Seymour v. Seymour

85 So. 2d 726
CourtSupreme Court of Florida
DecidedMarch 2, 1956
StatusPublished
Cited by37 cases

This text of 85 So. 2d 726 (Seymour v. Seymour) is published on Counsel Stack Legal Research, covering Supreme Court of Florida primary law. Counsel Stack provides free access to over 12 million legal documents including statutes, case law, regulations, and constitutions.

Bluebook
Seymour v. Seymour, 85 So. 2d 726 (Fla. 1956).

Opinion

85 So.2d 726 (1956)

Felton SEYMOUR, Appellant,
v.
Richard Henry SEYMOUR, Administrator of the Estate of Euphemia Seymour, Appellee.

Supreme Court of Florida. Division A.

March 2, 1956.

Holland & Smith, West Palm Beach, for appellant.

F. Malcolm Cunningham, West Palm Beach, for appellee.

HOBSON, Justice.

Euphemia Seymour opened a savings account in the First National Bank of Palm Beach, Florida. The signature card bore the statement: "Euphemia Seymour in trust for Felton Seymour." The passbook bore an identical statement. Felton Seymour is Euphemia Seymour's son.

Euphemia Seymour made deposits and withdrawals from this account from time to time. She died on or about August 20, 1955, leaving $2,055.34 in the account, which the administrator claimed as part of the estate of Euphemia Seymour, whereupon Felton Seymour petitioned for a decree declaring that he was entitled to the monies on deposit in this account.

The controversy was decided upon the facts set up in the complaint, answer, and exhibits, and after argument of counsel. The chancellor entered a final decree directing that the savings account be paid to the administrator of the estate of Euphemia Seymour. From the decree so entered, Felton Seymour takes this appeal.
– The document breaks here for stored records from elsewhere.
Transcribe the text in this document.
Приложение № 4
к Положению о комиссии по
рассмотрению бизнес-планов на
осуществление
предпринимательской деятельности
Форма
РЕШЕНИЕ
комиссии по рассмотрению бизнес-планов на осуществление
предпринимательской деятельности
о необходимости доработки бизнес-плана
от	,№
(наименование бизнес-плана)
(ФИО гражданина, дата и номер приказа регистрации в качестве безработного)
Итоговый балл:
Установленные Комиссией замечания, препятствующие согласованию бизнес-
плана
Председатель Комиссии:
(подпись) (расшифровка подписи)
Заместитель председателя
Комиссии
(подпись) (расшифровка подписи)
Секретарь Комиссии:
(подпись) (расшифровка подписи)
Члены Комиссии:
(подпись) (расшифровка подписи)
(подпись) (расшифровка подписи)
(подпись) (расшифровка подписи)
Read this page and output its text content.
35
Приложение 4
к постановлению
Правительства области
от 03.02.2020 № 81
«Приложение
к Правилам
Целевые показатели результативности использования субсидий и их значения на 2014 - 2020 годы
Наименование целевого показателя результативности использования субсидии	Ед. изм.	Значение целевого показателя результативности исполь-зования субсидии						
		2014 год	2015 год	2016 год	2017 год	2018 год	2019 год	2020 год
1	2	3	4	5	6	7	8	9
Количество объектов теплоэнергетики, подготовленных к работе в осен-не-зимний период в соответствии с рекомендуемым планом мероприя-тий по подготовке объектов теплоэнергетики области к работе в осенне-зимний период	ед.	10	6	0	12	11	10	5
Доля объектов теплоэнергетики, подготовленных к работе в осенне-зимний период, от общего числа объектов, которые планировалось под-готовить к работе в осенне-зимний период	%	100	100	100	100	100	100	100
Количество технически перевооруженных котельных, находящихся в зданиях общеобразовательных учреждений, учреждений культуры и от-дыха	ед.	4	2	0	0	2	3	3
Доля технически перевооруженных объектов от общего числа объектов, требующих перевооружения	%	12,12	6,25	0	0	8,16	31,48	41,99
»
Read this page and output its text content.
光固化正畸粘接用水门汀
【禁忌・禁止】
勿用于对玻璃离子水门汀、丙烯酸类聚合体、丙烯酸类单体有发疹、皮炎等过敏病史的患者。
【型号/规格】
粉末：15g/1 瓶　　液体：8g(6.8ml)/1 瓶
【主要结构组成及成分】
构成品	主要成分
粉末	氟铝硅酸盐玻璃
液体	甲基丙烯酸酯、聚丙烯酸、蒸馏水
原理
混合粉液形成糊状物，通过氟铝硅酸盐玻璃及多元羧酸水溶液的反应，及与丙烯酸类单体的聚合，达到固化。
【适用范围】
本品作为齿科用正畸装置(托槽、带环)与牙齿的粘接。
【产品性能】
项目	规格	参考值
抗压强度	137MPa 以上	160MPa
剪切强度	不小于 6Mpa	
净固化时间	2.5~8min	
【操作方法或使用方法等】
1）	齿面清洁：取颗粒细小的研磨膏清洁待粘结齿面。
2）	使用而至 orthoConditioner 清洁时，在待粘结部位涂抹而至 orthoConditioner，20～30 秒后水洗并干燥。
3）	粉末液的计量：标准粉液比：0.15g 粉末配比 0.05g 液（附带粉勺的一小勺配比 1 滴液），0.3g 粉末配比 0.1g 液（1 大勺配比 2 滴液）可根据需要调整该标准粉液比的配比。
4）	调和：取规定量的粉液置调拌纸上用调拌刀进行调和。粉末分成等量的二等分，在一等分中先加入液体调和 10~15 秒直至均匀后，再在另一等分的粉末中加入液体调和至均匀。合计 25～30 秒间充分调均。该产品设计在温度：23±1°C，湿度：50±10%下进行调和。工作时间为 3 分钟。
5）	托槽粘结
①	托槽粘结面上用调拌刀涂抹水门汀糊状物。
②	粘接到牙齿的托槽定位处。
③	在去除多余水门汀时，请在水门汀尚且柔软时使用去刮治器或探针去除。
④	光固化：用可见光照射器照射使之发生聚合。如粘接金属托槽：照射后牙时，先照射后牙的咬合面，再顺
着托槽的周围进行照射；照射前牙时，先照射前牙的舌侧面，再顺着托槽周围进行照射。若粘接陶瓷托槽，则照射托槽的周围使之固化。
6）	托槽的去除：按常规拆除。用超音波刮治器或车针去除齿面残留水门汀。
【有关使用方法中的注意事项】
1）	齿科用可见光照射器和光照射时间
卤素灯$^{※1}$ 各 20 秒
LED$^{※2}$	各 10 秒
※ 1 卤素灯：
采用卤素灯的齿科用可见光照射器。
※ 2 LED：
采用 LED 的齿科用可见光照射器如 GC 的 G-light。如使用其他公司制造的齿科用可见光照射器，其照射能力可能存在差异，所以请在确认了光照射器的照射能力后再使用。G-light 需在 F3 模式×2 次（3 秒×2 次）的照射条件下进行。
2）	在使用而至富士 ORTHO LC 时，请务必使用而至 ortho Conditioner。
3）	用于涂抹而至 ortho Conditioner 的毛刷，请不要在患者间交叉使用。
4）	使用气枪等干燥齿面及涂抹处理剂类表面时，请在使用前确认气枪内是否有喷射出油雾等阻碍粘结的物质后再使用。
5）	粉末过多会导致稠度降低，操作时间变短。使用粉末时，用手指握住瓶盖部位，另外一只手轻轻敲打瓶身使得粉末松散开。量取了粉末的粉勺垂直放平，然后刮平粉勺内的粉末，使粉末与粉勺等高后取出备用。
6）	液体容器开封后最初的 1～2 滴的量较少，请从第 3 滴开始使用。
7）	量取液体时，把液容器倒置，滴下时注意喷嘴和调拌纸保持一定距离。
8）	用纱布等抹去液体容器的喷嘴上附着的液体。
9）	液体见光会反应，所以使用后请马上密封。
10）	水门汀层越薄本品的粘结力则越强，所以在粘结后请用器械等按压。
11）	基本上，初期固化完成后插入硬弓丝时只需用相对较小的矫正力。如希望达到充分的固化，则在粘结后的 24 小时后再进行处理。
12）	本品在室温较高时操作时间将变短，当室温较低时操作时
Appellant contends that a tentative trust was created by his mother during her lifetime which became irrevocable upon her death, since no showing was made that she had revoked the trust before she died. F.S. Sec. 659.30, F.S.A., reads as follows:

"Bank or trust company deposits made by any person describing himself and making such deposit as *727 trustee for another, and no other or further notice of the existence and terms of a legal and valid trust than such description shall have been given in writing to such bank, in the event of the death of the person so described as trustee, such deposit, or any part thereof, together with the dividends or interest thereon may be paid to the person for whom the deposit was thus stated to have been made."

As the circuit judge observed, and as we have held, the banking laws, of which the foregoing is a section, were designed primarily to regulate banks and are not necessarily conclusive of the ownership of deposited money. In this case, however, the situation with which we are confronted is a typical "Totten trust". The "Totten trust" doctrine was definitely stated in In re Totten, 179 N.Y. 112, 71 N.E. 748, 752, 70 L.R.A. 711. In that case the operation of the doctrine was described as follows:

"A deposit by one person of his own money in his own name as trustee for another, standing alone, does not establish an irrevocable trust during the lifetime of the depositor. It is a tentative trust merely, revocable at will, until the depositor dies or completes the gift in his lifetime by some unequivocal act or declaration, such as delivery of the passbook or notice to the beneficiary. In case the depositor dies before the beneficiary without revocation, or some decisive act or declaration of disaffirmance, the presumption arises that an absolute trust was created as to the balance on hand at the death of the depositor." (Emphasis added.)

This well-known common-law doctrine has been adopted in many jurisdictions. See Annotations, 38 A.L.R.2d 1244, Sec. 1, and 91 A.L.R. 105; 7 Am.Jur., Sec. 438, pp. 309-310, and Restatement of Trusts, Sec. 58. We accept it without hesitation. Thus in the present case even if there were no statute the prevailing common-law doctrine would, upon the showing made here, require the money on deposit to be paid to the beneficiary, Felton Seymour.

Nothing in Cerny v. Cerny, 152 Fla. 333, 11 So.2d 777, pertaining to a joint account, is inconsistent with this result. The considerations here are different, and it appears that Euphemia Seymour unequivocally expressed an intention to create a trust and took no steps during her lifetime, revealed by this record, which would rebut the presumption which arose by virtue of her initial act.

It follows that the final decree appealed from must be, and it is hereby, reversed and the cause remanded with directions to pay the amount on deposit in the subject account to the appellant, Felton Seymour.

It is so ordered.

DREW, C.J., and TERRELL and THORNAL, JJ., concur.